The three-day courses culminated in a “day of celebration” that included both Poles and refugees from Ukraine in their sessions. This produced an unusual presentation of the gospel. Donn shared his testimony in English, which an IMB missionary translated into Polish and a bilingual person from Ukraine translated into their language.

In addition to the work of the mission team, Joni credited Send Relief for its work sustaining life among the refugees. “Send Relief has done amazing things for Ukraine,” she said. The joint venture of IMB and the North American Mission Board has become a rapid response agent in times of crisis, even overseas.

“A missionary we worked with received an email asking him what he needed” shortly after the refugees started fleeing to Poland, Joni said. He thought it could take months and “a bunch of red tape.” But a 72-word request produced funds in six hours to immediately help refugees with food and shelter and support work underway to convert an office complex into accommodation.

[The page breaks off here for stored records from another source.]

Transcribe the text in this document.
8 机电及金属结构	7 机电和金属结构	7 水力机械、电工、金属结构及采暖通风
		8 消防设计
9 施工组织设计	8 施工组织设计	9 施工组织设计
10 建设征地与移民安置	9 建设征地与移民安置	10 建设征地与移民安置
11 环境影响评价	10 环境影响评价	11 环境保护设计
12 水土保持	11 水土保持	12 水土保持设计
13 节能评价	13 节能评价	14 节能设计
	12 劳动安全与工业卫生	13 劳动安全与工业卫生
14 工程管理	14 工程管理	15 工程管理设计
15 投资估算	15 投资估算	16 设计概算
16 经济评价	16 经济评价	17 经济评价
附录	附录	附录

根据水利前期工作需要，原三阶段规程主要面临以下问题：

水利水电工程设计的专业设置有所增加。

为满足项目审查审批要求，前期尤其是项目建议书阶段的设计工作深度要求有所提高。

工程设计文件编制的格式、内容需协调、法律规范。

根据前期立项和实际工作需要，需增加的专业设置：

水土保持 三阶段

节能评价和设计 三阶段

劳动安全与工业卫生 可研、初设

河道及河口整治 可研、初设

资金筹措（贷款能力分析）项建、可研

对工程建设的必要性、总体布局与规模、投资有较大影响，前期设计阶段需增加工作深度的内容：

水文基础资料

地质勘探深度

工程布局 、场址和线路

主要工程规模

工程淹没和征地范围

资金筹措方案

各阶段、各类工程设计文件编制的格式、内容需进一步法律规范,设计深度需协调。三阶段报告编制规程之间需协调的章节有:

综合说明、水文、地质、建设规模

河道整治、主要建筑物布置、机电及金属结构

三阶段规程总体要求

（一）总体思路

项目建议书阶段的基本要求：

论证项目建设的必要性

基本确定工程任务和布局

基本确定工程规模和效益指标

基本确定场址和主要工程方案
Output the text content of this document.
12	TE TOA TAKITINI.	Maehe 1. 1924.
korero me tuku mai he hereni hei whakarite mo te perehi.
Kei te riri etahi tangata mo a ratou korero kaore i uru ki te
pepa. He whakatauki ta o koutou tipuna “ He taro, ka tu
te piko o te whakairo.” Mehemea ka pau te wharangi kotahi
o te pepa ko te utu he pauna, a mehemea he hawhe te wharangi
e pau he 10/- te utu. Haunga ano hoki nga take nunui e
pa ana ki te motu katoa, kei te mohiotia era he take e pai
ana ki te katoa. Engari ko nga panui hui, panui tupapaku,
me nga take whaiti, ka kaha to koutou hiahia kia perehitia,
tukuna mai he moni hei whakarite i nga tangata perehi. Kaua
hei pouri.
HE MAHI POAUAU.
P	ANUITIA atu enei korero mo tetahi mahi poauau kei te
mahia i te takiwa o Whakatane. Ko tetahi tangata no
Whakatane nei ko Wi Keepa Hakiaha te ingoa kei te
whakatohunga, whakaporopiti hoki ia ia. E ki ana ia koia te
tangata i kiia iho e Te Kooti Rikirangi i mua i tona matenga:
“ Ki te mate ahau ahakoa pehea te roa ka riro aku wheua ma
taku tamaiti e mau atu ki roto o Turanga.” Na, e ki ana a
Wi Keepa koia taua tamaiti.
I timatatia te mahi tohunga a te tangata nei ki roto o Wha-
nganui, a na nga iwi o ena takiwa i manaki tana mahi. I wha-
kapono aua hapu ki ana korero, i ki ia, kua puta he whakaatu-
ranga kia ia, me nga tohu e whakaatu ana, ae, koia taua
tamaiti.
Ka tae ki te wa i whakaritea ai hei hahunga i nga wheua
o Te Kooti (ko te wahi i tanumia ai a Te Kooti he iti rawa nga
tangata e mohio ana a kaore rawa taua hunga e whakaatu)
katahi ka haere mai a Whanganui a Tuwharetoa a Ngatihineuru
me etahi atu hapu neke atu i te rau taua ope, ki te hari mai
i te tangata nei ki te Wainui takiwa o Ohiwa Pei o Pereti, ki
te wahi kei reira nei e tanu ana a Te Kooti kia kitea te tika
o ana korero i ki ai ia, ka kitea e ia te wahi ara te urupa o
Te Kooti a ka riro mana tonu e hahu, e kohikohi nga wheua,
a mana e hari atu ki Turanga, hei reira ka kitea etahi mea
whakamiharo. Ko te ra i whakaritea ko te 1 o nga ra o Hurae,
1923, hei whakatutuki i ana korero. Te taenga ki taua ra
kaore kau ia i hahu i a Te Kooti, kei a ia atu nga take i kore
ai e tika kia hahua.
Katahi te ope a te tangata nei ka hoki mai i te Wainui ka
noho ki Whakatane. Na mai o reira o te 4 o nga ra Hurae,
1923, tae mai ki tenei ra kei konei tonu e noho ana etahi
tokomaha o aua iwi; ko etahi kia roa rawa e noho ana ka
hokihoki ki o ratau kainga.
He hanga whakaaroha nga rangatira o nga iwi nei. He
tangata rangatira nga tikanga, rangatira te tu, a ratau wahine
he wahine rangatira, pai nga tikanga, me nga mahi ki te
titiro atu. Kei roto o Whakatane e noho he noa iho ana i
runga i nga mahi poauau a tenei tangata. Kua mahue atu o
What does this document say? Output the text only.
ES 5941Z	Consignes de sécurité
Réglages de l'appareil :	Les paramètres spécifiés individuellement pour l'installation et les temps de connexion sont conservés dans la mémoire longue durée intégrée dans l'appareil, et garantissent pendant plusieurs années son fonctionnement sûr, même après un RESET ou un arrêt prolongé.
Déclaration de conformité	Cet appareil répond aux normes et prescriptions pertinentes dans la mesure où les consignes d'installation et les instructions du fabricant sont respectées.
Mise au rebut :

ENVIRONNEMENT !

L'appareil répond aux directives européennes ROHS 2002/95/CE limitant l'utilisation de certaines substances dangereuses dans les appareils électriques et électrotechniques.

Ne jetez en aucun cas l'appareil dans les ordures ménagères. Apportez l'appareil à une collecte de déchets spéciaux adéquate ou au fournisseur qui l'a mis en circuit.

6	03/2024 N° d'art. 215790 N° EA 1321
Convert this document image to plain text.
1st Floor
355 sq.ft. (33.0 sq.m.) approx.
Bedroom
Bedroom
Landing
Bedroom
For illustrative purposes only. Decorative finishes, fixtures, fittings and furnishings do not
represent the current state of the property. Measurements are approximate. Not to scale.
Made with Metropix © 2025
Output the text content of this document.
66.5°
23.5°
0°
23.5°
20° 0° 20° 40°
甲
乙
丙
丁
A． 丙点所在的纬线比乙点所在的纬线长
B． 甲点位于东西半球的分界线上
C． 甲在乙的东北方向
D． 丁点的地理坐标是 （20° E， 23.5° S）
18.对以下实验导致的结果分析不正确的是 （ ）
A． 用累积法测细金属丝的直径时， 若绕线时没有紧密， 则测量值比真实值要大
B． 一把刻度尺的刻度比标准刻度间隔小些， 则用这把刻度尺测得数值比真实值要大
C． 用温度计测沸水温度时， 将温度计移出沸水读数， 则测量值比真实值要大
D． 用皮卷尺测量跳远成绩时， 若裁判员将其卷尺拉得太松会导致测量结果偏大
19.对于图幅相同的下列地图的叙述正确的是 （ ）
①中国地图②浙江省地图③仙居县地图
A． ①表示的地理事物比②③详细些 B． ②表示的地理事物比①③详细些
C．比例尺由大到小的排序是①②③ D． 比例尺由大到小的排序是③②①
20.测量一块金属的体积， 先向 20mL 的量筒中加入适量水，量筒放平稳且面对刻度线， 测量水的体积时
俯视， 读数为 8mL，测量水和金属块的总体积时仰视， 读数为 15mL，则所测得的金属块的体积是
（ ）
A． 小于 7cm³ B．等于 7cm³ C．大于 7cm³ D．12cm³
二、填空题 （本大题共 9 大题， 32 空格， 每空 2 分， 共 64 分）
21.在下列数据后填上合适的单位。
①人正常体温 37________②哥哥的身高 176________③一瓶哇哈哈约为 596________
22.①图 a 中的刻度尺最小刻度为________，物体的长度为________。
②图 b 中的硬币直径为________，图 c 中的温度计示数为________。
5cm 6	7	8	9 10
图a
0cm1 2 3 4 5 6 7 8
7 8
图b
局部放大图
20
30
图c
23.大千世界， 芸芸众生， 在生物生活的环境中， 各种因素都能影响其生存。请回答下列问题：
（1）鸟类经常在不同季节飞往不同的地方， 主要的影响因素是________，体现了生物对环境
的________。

“Southern Baptists need to know that,” she said. “Missionaries just can’t say enough good things about Send Relief.”

And for Pastor Munton, “I would like every IBSA pastor and church to consider a personal connection to international missions. Perhaps churches could consider sending their pastor or team on a trip as well as supporting our career missionaries with prayer and finances.

This includes the Co-op Program and Lottie Moon’s Christmas Offering for International Missions. “It can change the way they think about evangelism and discipleship both globally and locally,” Munton said.

He has for the Schaefers and their mission teams who are typically humble in their work. As Donn said, “We’re just normal people going on missions.”

“There is something powerful and life-changing about a missionary journey,” Munton said. This applies to gospel hearers, team members, and the home church.